Now my psychosis manifested as believing as true, as reality - various horrible scenarios that would re-occur in EPISODIC cycles: I thought hospital staff were poisoning me and kept asking staff to stop messing around and "be quick and merciful." I believed I was taken to an adjoining "secret room" next to my own which had only a elevator, dental chair,and a transexual CNA whose "job" was to "mess [me] up" if I tried anything. Outside the secret room were a gang of hoods and a 2nd set of elevators. I thought I was in prison: there were a variety of prison-related sub-plots happening.
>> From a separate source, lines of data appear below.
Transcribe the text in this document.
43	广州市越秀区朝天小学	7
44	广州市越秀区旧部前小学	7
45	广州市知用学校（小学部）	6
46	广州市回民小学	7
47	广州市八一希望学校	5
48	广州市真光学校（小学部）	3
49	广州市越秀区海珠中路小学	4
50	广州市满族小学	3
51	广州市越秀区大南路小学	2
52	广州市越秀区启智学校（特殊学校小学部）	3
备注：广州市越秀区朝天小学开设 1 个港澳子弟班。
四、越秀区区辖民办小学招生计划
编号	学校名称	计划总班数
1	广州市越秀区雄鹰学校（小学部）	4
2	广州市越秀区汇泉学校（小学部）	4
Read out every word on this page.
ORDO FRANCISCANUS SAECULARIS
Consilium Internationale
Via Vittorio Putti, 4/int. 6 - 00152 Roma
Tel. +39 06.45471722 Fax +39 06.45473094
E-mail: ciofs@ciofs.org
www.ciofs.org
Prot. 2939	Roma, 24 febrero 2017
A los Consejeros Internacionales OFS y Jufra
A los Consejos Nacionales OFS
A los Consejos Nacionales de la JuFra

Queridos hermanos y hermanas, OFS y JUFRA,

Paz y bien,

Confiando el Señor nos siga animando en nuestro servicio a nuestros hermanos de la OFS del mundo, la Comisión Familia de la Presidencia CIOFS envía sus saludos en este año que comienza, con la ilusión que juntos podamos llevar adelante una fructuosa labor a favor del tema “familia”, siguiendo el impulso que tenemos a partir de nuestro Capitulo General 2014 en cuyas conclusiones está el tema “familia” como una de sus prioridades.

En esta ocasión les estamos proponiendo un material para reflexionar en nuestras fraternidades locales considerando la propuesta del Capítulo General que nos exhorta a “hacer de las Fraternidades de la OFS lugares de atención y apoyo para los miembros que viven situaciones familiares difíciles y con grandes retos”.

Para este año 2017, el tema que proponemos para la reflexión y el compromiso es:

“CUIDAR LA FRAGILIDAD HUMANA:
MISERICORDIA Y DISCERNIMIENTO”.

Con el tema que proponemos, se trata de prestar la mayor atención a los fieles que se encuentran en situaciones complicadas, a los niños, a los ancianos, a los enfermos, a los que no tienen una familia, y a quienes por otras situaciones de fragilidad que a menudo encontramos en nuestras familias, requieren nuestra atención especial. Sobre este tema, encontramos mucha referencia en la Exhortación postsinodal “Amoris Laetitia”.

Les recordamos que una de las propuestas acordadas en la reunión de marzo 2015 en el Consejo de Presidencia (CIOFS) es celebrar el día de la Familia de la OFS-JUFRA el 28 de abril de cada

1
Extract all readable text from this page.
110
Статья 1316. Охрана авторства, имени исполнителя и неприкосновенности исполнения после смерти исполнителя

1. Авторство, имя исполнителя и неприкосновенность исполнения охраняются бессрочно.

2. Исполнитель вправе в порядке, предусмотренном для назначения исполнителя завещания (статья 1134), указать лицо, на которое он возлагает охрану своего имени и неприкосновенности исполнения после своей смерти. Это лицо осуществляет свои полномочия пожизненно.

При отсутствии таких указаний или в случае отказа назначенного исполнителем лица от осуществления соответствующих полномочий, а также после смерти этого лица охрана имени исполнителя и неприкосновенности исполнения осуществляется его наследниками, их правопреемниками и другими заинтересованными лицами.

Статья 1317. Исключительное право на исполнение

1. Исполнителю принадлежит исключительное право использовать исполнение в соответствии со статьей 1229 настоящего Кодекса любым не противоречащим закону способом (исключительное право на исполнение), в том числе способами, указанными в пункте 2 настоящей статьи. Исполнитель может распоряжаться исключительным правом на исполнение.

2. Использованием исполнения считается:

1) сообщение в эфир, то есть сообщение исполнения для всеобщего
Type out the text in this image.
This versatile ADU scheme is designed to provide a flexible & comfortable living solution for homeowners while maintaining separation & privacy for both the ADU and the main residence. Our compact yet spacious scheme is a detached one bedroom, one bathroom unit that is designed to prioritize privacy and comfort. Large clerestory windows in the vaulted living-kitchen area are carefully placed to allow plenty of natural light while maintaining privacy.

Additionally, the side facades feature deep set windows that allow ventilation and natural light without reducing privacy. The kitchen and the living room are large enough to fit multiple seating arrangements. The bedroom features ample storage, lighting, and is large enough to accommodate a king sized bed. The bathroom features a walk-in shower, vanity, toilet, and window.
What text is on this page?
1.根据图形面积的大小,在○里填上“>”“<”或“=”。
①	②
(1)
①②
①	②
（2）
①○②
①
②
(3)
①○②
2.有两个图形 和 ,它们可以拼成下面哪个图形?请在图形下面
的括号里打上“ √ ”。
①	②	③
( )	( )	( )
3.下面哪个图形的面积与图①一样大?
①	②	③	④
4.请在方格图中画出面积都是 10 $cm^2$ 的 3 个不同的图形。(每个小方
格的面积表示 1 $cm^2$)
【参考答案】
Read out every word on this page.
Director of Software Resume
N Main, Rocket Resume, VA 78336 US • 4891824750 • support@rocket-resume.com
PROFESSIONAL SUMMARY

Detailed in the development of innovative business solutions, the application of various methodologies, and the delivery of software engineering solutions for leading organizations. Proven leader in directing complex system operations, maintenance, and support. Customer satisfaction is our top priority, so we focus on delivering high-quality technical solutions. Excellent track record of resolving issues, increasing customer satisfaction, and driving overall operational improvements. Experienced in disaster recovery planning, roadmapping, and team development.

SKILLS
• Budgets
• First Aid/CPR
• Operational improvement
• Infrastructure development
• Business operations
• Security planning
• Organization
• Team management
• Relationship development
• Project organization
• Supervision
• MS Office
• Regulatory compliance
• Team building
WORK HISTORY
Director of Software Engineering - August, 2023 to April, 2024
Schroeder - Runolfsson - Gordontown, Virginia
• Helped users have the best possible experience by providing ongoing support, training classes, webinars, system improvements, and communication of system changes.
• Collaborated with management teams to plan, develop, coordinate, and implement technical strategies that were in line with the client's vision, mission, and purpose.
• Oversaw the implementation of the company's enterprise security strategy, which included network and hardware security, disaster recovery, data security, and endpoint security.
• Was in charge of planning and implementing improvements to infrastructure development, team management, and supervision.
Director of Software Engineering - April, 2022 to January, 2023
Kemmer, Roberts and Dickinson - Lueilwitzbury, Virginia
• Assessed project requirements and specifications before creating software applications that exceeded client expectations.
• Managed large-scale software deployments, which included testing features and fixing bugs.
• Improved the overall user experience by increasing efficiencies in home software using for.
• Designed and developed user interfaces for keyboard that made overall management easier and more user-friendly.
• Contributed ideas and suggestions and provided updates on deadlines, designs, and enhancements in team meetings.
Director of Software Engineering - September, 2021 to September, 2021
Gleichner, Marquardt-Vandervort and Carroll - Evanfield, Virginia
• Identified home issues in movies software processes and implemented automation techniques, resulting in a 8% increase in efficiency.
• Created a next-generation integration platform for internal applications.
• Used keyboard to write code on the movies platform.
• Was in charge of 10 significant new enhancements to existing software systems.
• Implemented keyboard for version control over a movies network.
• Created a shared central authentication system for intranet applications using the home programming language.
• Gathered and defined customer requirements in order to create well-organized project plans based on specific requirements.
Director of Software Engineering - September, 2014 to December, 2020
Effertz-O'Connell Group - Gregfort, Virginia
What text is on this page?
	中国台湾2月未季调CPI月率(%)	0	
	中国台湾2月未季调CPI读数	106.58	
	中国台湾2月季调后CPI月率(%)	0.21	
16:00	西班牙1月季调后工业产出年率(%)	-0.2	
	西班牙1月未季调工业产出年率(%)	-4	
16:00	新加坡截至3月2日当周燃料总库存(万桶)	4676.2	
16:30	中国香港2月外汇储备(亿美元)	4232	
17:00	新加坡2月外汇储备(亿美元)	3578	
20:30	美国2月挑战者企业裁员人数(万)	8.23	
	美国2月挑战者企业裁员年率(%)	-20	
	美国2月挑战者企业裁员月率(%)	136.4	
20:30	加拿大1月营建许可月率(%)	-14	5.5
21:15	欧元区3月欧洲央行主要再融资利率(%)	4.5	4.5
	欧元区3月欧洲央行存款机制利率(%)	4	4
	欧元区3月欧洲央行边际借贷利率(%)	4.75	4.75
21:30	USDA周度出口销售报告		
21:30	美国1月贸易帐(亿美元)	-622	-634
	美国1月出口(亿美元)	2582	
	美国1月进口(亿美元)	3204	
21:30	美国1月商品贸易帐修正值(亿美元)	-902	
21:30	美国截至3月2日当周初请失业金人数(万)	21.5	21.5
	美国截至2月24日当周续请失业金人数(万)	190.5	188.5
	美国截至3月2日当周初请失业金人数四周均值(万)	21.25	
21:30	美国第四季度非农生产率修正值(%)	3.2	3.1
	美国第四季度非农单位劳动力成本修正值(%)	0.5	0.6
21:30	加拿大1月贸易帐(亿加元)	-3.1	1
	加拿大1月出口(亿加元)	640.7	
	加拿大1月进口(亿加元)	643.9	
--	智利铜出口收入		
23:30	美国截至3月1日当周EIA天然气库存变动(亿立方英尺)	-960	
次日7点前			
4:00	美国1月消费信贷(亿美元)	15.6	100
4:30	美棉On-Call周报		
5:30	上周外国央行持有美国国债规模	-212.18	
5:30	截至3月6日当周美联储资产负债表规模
I believed a whole wing of the hospital which housed only myself and another guy whose face I never saw because his bed was so close to the floor was controlled by nursing staff RNs who supplied methamphetamine for my side-wing of the hospital. CNAs were always on the lookout eyeing me so I wouldn't try to escape. At various times when I was close to escaping, one of the CNAs would start a fire in the wing to get rid of me and my roommate. They punished my roommate at times by throwing caustic stuff on him while he was poseyed to his bed. I would scream: "Fire! fire!" and no one would hear me..
.
Wow...i felt like i was reading excerpts from Burrough's, 'Naked Lunch'...
Your story is both frightening...and (more than a little) funny (for a quasi-burnt-out-nurse...please accept my apology if that insults you).
Break-out the Haldol and four-points... I'm goin on break!